Sprint planning is only as efficient as the backlog it draws from. Teams with well-groomed backlogs can complete sprint planning in an hour; teams with poorly maintained backlogs spend much of sprint planning on clarification and estimation that should have been done earlier.

What Happens During Backlog Grooming

Reviewing New Items

Items that have been added since the last grooming session are reviewed for relevance, placed in appropriate priority position, and given enough description to be understood by the team. Large new items are identified as epics and broken into smaller stories.

Refining Near-Term Items

Items likely to be pulled into the next two to three sprints receive detailed attention: acceptance criteria are written or refined, designs are attached, technical questions are resolved, and estimates are confirmed or updated.

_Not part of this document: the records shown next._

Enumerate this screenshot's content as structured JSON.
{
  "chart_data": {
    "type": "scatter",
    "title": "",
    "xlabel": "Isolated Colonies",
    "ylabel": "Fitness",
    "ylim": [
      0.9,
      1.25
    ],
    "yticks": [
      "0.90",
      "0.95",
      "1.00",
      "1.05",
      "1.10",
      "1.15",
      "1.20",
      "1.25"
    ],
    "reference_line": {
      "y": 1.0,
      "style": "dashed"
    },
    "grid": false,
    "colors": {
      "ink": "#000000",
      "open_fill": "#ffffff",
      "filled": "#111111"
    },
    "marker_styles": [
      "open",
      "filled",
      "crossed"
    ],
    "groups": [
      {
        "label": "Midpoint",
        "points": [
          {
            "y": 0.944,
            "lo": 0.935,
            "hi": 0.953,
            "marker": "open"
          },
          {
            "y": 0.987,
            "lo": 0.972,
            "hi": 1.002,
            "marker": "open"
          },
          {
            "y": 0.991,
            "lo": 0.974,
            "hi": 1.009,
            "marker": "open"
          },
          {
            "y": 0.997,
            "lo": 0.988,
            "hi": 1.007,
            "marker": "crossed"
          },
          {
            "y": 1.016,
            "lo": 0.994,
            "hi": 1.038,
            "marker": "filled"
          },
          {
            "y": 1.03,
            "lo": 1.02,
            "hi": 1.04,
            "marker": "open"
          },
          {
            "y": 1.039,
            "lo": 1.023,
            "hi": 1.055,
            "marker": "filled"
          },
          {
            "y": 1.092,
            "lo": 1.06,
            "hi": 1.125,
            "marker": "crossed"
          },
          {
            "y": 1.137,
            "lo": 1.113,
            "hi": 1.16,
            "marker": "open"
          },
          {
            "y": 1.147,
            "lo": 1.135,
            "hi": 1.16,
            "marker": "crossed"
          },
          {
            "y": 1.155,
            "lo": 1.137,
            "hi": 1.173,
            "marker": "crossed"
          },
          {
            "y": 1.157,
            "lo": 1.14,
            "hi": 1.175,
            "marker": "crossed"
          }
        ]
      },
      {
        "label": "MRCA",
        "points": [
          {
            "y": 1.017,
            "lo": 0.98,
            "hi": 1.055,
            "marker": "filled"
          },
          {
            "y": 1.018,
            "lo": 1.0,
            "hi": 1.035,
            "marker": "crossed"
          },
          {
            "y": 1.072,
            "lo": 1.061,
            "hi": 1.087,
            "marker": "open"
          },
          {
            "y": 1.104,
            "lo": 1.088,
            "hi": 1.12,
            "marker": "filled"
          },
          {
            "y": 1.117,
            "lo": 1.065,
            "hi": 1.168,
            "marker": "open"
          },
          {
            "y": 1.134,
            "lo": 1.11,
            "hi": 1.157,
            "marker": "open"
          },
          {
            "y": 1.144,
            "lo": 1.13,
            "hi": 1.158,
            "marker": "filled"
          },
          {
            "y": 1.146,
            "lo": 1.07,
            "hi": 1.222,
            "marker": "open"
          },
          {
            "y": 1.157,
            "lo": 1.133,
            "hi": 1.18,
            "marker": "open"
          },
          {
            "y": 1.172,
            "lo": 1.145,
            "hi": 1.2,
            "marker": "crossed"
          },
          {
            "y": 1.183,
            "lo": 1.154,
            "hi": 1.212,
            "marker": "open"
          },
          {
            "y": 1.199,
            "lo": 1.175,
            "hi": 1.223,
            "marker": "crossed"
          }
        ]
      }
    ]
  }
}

The goal is to ensure these items meet the team’s Definition of Ready — they should be fully ready to enter sprint planning without significant clarification needed.

Splitting Overly Large Items

Stories that are too large to fit in a sprint (typically those estimated at 13+ story points) are split into smaller, independently deliverable pieces. Well-split stories preserve the user value of the original while making the work estimable and sprint-plannable.

Removing Stale Items

Items that are no longer relevant — features that were superseded, bugs that resolved themselves, research spikes whose insights have been incorporated elsewhere — are removed. A backlog that carries the accumulated weight of years of additions without regular pruning becomes unwieldy.

Reprioritizing the Order

As new information arrives — customer research, competitive moves, stakeholder feedback, technical discoveries — priorities shift. Grooming sessions provide the opportunity to reorder the backlog to reflect current best judgment about what’s most important.

Updating Estimates

As the team learns more about the codebase and domain, earlier estimates may become less accurate. Grooming provides the opportunity to update estimates — particularly for items that have moved up in priority since their initial rough sizing.

Who Attends Backlog Grooming?

Product owner/product manager: Drives the session, explains context, answers business questions, and makes prioritization decisions.

Development team: Provides technical feedback, flags complexity, raises feasibility questions, and updates estimates.

Scrum master: Facilitates the session and helps the team stay focused on the refinement goals.

UX designer: Participates for items that require design input; can present designs for review and approval.

The session should be small enough to have a focused conversation — typically the core Scrum team plus any subject matter experts needed for specific items.

Key Takeaways

Backlog grooming is the maintenance work that keeps the product development system running smoothly. Teams that invest in regular, well-run grooming sessions run more efficient sprint planning, start sprints with clear and actionable work items, and maintain a backlog that genuinely reflects current product priorities rather than historical additions. The small investment of 10% of sprint capacity in grooming consistently produces a large return in sprint planning efficiency and development team focus.